25年以上勤めたお堅い職場を早期退職して、現在、小学生男子を育てながら主婦をしているまめさとです。
旅とおいしい食べ物と読書が好きなアラフィフです。

そんな私的3大欲求を満たしてくれる本、それが近藤史恵さんの「ビストロ・パ・マル」のシリーズ。
今回紹介するのは、そのシリーズ第4弾となる「間の悪いスフレ」です。

下町のフレンチレストラン、ビストロ・パ・マルのシェフが、客たちの巻き込まれた小さな事件、不思議な出来事の謎を解いていくという短編連作小説。

ビストロ・パ・マルのスタッフ4人のうちの一人である、ギャルソンの高築視線で物語が進行していきます。
気取らない料理で客の舌と心をつかむ変人シェフとして紹介されている三船さんはクレバーで観察力抜群。
愛想はないけど、とても魅力的な人物です。
他の登場人物も気持ちのいい人たちで、読んでいて心が和みます。

ストーリーの心地よさがこのシリーズを読み続けている理由の一つではありますが、この小説の魅力はなんといっても毎回でてくるフランス料理。
気取らないけれども本格的なフランス料理の数々に、今すぐにでもビストロのフランス料理が食べたい~!という気分にさせてくれます。

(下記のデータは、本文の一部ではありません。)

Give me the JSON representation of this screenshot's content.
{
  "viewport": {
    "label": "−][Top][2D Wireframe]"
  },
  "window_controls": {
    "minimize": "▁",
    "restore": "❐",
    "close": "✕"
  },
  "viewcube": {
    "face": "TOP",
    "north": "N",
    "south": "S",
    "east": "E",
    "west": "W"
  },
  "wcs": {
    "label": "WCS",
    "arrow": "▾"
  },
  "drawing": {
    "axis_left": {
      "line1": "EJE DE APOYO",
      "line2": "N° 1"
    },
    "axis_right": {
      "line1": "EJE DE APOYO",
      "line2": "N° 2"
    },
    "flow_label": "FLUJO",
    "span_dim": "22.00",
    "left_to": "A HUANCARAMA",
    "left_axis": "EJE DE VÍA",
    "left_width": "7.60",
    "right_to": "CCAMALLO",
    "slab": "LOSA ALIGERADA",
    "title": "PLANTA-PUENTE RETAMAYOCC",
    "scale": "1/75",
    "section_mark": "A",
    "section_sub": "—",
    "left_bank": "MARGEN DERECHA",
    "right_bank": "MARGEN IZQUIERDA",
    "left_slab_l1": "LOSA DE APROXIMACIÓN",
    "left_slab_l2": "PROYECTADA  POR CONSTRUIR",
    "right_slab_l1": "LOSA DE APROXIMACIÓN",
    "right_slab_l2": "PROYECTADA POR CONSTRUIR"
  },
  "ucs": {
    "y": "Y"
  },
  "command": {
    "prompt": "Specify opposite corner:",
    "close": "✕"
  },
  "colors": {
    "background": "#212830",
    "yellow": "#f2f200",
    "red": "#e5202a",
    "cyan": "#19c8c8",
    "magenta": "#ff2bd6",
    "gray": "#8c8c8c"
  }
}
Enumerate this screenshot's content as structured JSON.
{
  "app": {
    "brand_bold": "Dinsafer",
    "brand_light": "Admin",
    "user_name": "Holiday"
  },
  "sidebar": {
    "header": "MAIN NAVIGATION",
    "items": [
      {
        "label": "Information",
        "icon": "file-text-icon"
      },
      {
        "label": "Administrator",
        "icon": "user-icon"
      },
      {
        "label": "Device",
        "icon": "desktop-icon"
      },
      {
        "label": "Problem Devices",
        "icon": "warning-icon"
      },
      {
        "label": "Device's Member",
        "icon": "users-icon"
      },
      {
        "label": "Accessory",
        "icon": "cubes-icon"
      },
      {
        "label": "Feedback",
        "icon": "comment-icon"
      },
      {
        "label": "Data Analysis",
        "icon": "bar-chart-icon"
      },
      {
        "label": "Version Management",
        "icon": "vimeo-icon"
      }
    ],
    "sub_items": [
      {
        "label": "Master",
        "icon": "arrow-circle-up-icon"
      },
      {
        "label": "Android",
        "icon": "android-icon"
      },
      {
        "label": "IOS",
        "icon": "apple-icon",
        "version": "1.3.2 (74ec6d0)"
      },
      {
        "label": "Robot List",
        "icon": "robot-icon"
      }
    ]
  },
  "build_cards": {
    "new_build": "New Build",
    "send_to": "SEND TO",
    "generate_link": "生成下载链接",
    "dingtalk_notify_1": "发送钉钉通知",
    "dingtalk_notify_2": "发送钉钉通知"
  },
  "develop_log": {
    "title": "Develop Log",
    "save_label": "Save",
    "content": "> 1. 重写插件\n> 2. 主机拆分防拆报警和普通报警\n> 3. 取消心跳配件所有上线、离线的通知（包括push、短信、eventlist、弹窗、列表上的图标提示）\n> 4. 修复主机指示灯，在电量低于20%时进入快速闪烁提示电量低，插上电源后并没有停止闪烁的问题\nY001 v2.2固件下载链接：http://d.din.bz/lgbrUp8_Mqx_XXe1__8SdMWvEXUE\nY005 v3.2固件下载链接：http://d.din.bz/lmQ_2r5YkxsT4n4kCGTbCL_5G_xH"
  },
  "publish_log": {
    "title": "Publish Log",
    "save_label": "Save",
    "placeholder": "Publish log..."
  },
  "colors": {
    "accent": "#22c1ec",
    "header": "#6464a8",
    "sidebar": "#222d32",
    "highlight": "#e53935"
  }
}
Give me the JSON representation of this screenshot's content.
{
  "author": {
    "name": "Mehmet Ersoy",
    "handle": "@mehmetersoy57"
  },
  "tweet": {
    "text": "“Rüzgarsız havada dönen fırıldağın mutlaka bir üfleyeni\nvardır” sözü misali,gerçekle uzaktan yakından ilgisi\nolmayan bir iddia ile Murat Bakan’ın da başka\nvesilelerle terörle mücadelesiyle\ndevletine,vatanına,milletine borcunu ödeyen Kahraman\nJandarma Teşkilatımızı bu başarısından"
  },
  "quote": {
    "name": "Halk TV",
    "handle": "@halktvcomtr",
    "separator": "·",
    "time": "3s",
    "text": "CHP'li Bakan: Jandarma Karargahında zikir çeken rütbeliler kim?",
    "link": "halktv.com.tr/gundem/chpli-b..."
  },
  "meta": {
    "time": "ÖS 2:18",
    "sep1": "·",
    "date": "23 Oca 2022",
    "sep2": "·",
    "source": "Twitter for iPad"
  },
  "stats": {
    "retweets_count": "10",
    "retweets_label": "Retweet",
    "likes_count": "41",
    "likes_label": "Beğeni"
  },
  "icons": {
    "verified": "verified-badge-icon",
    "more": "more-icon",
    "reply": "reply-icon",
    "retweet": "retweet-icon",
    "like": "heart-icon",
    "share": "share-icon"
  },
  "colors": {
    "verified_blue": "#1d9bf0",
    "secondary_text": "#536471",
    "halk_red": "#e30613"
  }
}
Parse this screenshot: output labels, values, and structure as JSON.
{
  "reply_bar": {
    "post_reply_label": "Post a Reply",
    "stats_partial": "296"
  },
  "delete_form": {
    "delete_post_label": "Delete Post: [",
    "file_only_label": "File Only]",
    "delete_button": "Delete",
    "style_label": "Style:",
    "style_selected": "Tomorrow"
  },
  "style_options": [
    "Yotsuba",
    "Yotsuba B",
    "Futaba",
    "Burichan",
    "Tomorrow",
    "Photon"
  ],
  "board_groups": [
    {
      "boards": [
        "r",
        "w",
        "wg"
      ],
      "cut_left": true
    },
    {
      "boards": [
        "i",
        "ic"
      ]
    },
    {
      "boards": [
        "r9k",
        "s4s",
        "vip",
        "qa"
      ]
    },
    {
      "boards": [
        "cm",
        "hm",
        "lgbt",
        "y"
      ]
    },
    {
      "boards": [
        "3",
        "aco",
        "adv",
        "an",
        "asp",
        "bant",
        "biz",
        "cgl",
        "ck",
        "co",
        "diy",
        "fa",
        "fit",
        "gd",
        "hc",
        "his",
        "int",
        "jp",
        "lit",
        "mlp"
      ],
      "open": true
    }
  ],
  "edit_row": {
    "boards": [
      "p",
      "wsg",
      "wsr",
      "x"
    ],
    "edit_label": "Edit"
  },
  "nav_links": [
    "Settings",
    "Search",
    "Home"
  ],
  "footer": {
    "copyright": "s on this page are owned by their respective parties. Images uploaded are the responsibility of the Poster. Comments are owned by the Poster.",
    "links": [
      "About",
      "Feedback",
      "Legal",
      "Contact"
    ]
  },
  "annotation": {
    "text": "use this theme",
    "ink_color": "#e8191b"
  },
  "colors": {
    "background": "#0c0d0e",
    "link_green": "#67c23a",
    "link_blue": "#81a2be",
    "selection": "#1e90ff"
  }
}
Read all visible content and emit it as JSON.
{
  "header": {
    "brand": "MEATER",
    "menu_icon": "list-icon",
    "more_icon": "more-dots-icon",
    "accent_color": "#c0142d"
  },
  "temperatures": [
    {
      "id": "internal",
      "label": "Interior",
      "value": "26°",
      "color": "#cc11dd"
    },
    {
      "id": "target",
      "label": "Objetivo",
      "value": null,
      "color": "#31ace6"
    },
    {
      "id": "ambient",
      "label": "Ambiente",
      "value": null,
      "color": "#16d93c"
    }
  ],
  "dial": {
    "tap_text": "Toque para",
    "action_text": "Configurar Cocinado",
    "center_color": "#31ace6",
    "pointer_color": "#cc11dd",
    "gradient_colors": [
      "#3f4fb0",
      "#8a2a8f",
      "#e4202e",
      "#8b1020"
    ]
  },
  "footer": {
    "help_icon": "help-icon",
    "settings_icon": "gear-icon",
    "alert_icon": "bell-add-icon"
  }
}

実際にこの小説に触発されて、似た感じのビストロがないかお店を探してみたほど。
レシピを再現した料理本もでており、そちらにも目をとおしました。
残念ながら自分で調理することはあきらめましたが。

第4弾はその心地よさに加えて、新型コロナによる営業自粛措置、ウクライナ問題、円安と物価高、それに絡んでフランス料理の行く末・・・という時事問題をがっつり含んだ本となっており、今までと一味違う感じになっています。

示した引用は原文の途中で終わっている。